# windmills



## Ukko (Jun 4, 2010)

A question for the Hollanders here:

This windmill has a rotating 'cap' so the prop can be swung to catch the wind. Do the oldtime mills in Holland have that capability? I have the notion that they were built only to catch the West wind.

http://www.cityoffulton.us/component/option,com_mtree/Itemid,74/task,viewlink/link_id,5/


----------



## Chris (Jun 1, 2010)

It is a measure of how mundane my life is that I am disappointed nobody has replied to this thread. *Come on*, somebody must know how historic Dutch windmills worked.


----------



## ComposerOfAvantGarde (Dec 2, 2011)

I don't.


----------



## Lunasong (Mar 15, 2011)

As early as 1390, the Dutch set out to refine the tower mill design, which had appeared somewhat earlier along the Mediterranean Sea (Figure 3, above left). The Dutch essentially affixed the standard post mill to the top of a multi-story tower, with separate floors devoted to grinding grain, removing chaff, storing grain, and (on the bottom) living quarters for the windsmith and his family. Both the post mill and the later tower mill design had to be oriented into the wind manually, by pushing a large lever at the back of the mill. Optimizing windmill energy and power output and protecting the mill from damage by furling the rotor sails during storms were among the windsmith's primary jobs.

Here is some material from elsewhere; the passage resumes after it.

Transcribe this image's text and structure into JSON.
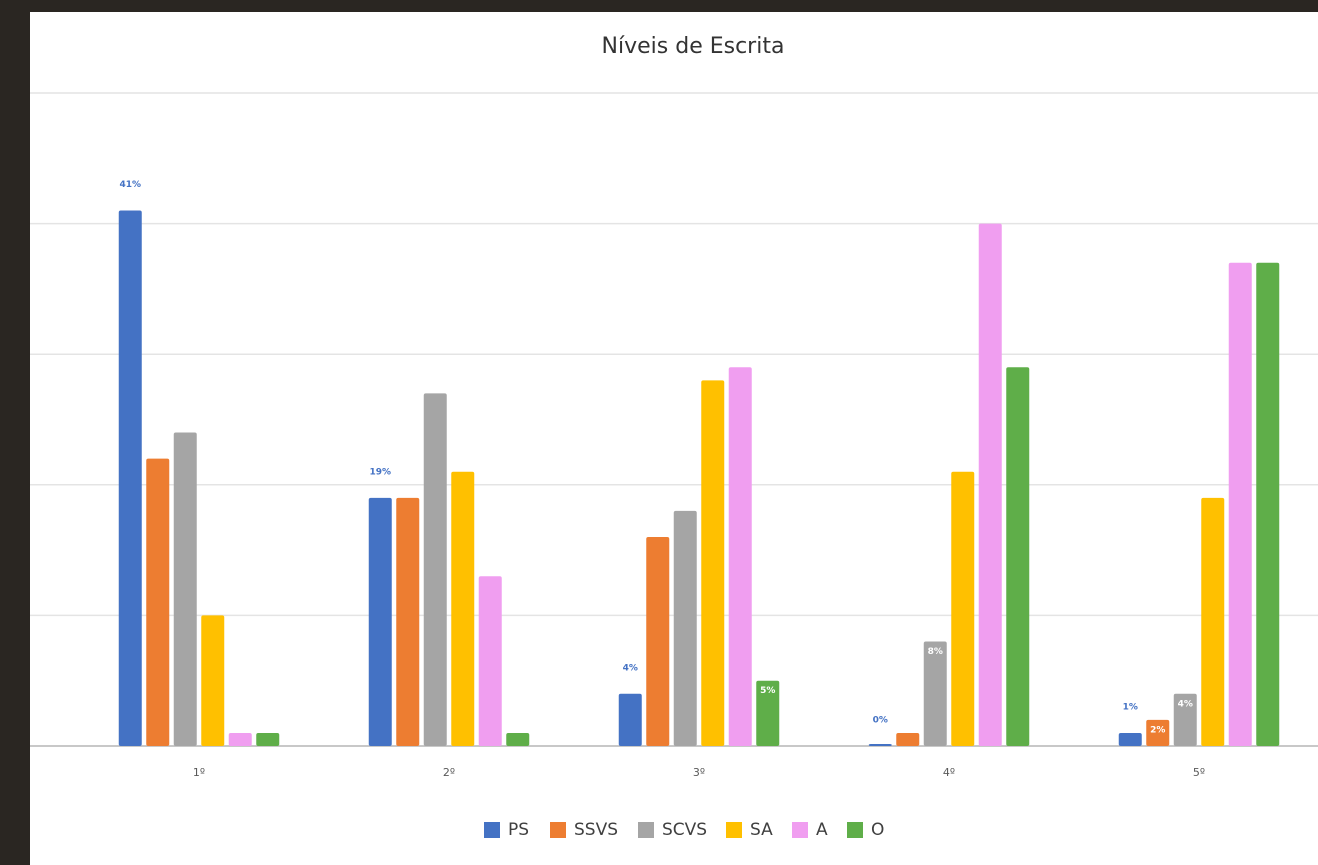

Source: http://telosnet.com/wind/early.html


----------



## Chris (Jun 1, 2010)

Lunasong said:


> As early as 1390, the Dutch set out to refine the tower mill design, which had appeared somewhat earlier along the Mediterranean Sea (Figure 3, above left). The Dutch essentially affixed the standard post mill to the top of a multi-story tower, with separate floors devoted to grinding grain, removing chaff, storing grain, and (on the bottom) living quarters for the windsmith and his family. Both the post mill and the later tower mill design had to be oriented into the wind manually, by pushing a large lever at the back of the mill. Optimizing windmill energy and power output and protecting the mill from damage by furling the rotor sails during storms were among the windsmith's primary jobs.
> 
> Source: http://telosnet.com/wind/early.html


Quite a race of innovators, the Dutch. Ready-wrapped cheese, durable footwear, superefficient windmills...


----------



## Ukko (Jun 4, 2010)

Questions answered. Thanks.


----------



## Klavierspieler (Jul 16, 2011)

I'm disappointed! I was hoping that this would turn out to be similar to the polar bear thread which I missed.


----------



## Ukko (Jun 4, 2010)

Klavierspieler said:


> I'm disappointed! I was hoping that this would turn out to be similar to the polar bear thread which I missed.


You were hoping for vituperation? About windmills?


----------